On m’a interrogé à deux reprises récemment sur l’utilité ou pas de passer par un leveur quand on cherche à lever des fonds pour une start-up. A partir d’un certain montant levé (je dirai environ 1M€ mais ça se discute), je pense que c’est indispensable, pour 3 raisons principales.

Obtenir les bons contacts

Ce que mettent en avant les leveurs de fonds c’est en premier lieu leur carnet d’adresse auprès des investisseurs. Quand nous avons levé 3M€ en 2008 pour Owlient, nous ne connaissions aucun investisseur, donc c’était indispensable.
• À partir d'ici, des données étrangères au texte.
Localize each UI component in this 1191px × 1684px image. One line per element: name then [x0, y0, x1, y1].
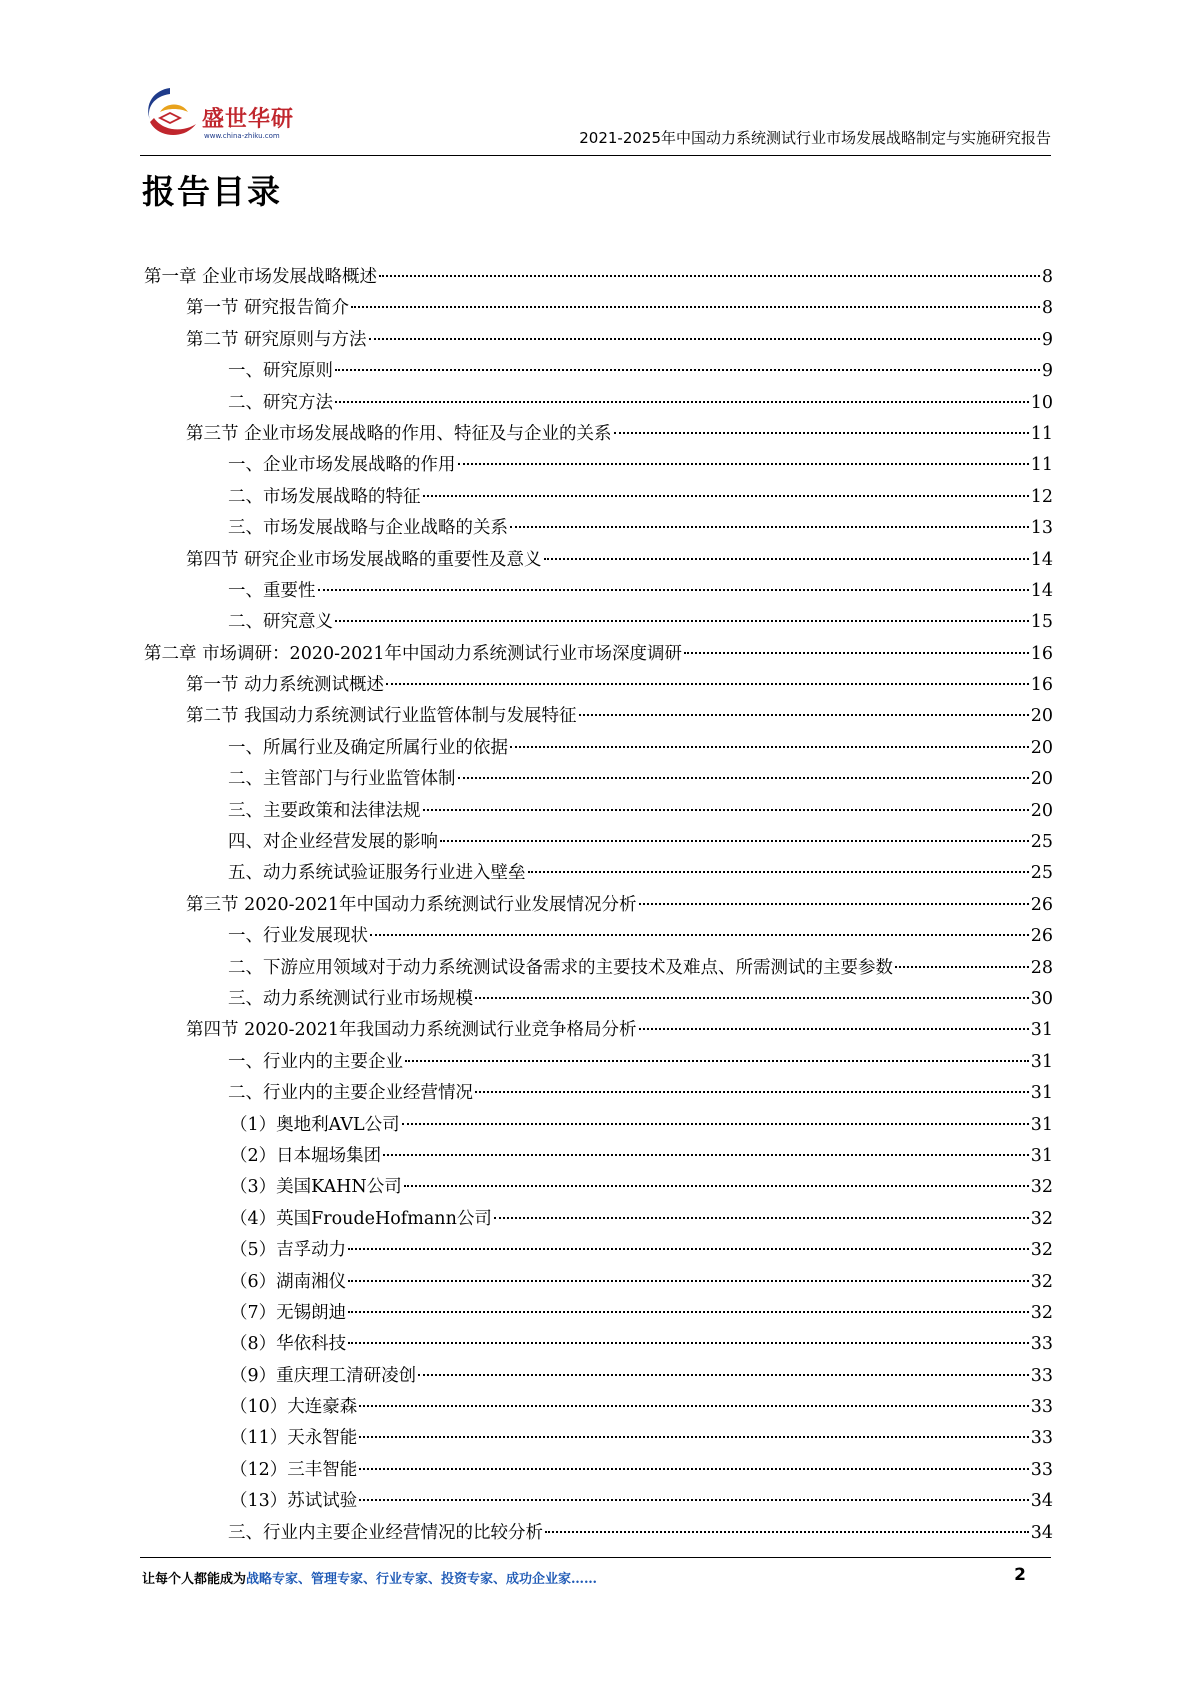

Quand on a déjà une première expérience ou qu’on a gagné en visibilité via un accélérateur ou un concours de start-up, on peut être tenté de penser qu’on a déjà les bons contacts. Je pense que c’est un mauvais raisonnement. D’une parce qu’on a jamais un réseau exhaustif, et deux car on a mieux à faire à se concentrer sur sa start-up qu’à entretenir un réseau d’investisseurs en perdant du temps dans les cocktails.

Structurer le processus

Il faut imaginer le processus de levée de fonds comme un entonnoir avec au début beaucoup de contacts, puis plusieurs rendez-vous, quelques seconds, éventuellement une ou deux lettre d’intentions, et au final si tout va bien, un investissement réalisé.

La valeur ajoutée du leveur, c’est de s’assurer que tous les investisseurs prospects avancent au même rythme dans ce processus, en suivant les mêmes étapes pour ne rien oublier dans l’information qu’on délivre. C’est indispensable pour éviter des situations compliquées qui peuvent à minima faire perdre du temps, au pire nuire à l’image de la société et réduire ses chances de réussite pour lever des fonds.

Préserver une bonne relation future

C’est moins souvent évoqué, et pourtant c’est le plus important à mes yeux. Un intermédiaire, ça sert… d’intermédiaire ! Autrement dit, il faut l’utiliser au maximum pour ce qu’il est : un conciliateur. Quand on lève des fonds, on doit négocier avec des personnes avec qui on sera associé pendant plusieurs années par la suite. Les négociations pouvant être tendues, c’est important de ne pas détériorer la relation fondateurs-investisseurs au point que cela puisse laisser des traces dans le futur.

Un intermédiaire ça sert donc à ça : c’est lui qui prend les coups, c’est lui qui fait passer les mauvaises nouvelles ou qui négocie jusqu’au bout comme un marchand de tapis. Le fondateur préserve ainsi son image et une bonne relation future avec l’investisseur.

Le plus important c’est de lever !

Alors bien sûr, tout cela a un coût, et je suis le premier à avoir mal au coeur quand il faut payer l’intermédiaire. A ce titre, il faut tout de même ne pas accepter n’importe quoi (fixe et success fees en % du montant levée oui, pourcentage du capital non, c’est exagéré à mon sens).

Il faut cela dit garder en tête le vrai enjeu : une levée de fond est un processus incertain. Il n’y a pas d’économie réalisée à le faire seul si au final la levée n’aboutit pas. C’est là le principal intérêt d’un bon leveur : c’est une plus grande garantie que cela aboutisse.

D’ailleurs un bon leveur ne prendra pas votre dossier si il pense pas que cela puisse aboutir, vu qu’il met en jeu ses success fees. Cela peut donc être un bon test d’aller en voir un, et avoir son avis sur votre dossier.

Enfin, gardez en tête que quoi qu’il arrive, ce sera à vous de convaincre du projet et de la vision de la société, ça aucun intermédiaire ne le fera pour vous, ou tout du moins aucun ne le fera mieux que vous. Un leveur ne vous épargnera donc pas du temps à bien rédiger le dossier, la présentation et les rendez-vous pour convaincre.

A noter : je n’ai aucun intérêt chez les leveurs de fonds, et le raisonnement est le même dans le cadre d’une cession, l’aide d’une banque d’affaire me semble indispensable.